Fotografia cortesia do grande Paulo Azevedo, tratada por mim.
O Teatro Varietá foi inaugurado em Lourenço Marques em finais de 1912, no início da Rua Araújo (actual Rua do Bagamoyo) na altura a principal artéria da Cidade, que ligava a Praça 7 de Março (actual Praça 25 de Junho) com a Praça Azeredo, na qual se situava a então também nova estação ferroviária. Propriedade do empresário italiano Pietro Buffa Buccelatto, foi a primeira casa de ópera a funcionar, a Sul do Equador. Anteriormente naquele espaço operara também um espaço multiusos que era simultaneamente um ringue de patinagem – o primeiro em todo o espaço imperial português – um cinematógrafo, sala de espectáculos, sala de danças e sala para reuniões.

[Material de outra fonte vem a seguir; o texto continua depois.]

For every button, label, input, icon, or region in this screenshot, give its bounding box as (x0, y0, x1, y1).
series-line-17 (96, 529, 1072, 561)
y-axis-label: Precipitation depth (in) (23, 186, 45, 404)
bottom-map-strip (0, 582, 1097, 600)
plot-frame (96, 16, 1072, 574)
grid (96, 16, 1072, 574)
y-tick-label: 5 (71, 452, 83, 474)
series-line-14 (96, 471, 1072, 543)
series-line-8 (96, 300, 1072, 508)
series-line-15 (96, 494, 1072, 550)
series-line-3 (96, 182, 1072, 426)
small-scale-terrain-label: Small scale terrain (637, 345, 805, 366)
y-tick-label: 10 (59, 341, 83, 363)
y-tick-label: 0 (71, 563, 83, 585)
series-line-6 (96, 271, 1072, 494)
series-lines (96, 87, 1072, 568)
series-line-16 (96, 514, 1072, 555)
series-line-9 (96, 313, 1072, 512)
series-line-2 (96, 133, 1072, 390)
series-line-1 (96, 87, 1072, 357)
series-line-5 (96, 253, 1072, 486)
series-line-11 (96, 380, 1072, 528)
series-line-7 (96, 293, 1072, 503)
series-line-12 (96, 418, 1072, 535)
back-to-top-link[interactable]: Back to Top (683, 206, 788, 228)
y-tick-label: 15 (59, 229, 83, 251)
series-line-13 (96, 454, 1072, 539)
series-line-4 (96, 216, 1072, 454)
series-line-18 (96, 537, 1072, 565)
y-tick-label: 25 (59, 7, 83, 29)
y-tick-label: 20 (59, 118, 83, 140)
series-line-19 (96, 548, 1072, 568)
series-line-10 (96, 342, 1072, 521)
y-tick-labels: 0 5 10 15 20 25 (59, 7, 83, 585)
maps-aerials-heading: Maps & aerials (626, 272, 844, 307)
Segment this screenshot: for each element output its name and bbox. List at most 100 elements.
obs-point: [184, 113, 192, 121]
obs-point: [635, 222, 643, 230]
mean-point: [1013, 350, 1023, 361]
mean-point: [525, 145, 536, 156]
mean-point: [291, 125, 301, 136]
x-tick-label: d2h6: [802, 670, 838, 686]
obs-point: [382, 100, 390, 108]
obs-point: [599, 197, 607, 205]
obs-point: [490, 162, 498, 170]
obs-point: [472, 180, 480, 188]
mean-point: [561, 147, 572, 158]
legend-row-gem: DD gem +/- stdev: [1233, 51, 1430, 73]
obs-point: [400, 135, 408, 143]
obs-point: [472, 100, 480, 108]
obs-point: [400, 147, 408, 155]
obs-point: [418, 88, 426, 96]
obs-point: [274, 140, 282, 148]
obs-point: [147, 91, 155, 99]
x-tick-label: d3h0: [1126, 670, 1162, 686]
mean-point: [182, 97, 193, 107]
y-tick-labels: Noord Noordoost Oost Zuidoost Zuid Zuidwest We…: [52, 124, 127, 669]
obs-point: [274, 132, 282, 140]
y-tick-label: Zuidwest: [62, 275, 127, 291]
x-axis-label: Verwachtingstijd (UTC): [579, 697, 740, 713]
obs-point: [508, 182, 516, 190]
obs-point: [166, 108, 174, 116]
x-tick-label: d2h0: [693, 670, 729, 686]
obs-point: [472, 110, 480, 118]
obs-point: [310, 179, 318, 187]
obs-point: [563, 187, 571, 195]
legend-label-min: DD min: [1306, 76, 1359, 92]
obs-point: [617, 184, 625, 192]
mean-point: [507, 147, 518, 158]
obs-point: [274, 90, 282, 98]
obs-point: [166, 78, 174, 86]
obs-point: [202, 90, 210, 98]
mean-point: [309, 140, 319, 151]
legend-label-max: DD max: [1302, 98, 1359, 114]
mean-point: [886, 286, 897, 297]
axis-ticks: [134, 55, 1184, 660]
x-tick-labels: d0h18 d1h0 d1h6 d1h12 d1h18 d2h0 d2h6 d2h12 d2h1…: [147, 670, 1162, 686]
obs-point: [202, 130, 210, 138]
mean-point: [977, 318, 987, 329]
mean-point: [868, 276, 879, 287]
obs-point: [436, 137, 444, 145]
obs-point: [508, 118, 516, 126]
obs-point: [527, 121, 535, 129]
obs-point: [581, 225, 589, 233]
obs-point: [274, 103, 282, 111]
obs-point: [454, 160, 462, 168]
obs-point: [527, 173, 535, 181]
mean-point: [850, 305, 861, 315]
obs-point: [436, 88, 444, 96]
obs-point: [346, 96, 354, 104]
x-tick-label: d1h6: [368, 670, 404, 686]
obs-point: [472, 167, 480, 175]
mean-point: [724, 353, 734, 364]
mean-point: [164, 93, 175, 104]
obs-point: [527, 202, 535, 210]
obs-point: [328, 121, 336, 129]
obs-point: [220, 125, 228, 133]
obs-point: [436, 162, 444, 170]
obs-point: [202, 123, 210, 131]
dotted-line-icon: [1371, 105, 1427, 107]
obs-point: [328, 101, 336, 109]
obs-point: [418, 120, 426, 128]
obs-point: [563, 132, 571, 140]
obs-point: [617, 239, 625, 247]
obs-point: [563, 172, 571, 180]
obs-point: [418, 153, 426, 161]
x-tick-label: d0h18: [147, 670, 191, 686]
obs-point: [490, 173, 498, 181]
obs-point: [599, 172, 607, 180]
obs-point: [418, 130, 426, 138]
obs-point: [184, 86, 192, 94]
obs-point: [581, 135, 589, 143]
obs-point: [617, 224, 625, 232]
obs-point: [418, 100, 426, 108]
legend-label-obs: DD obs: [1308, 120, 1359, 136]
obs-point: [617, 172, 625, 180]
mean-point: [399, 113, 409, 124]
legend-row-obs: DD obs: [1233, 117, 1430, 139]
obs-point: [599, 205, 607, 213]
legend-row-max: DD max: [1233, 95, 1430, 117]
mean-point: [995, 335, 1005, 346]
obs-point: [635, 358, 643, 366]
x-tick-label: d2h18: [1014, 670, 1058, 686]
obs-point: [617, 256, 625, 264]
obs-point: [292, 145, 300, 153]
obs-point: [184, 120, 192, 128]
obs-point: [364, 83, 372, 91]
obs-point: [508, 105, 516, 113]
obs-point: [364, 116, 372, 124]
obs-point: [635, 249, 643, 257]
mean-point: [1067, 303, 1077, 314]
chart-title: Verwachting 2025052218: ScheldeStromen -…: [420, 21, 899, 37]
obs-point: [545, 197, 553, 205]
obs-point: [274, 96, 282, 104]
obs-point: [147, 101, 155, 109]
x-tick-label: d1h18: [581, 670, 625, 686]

O Varietá operou sem interrupções durante mais que cinquenta anos, como casa de ópera, de teatro, reuniões e cerimónias e ainda como um cinema, tendo sido demolido na segunda metade dos anos 60, para ser ali implantado, em parte do terreno, o Cinema Dicca e o Estúdio 222.
Situado na Rua Araújo na Baixa de Lourenço Marques, o Teatro Varietá foi a primeira casa de ópera no sul de África. Foi demolido em 1968 para dar lugar aos cinemas Dicca e Estúdio 222. Nos anos 60 funcionava essencialmente como um cinema.
Fotografia de Adriano Soares, restaurada por mim.
Uma conhecida fotografia da colecção de Santos Rufino. Cerca dos anos 20. O teatro foi demolido no final dos anos 60 e no seu lugar foram edificados o Dicca e o Estúdio 222.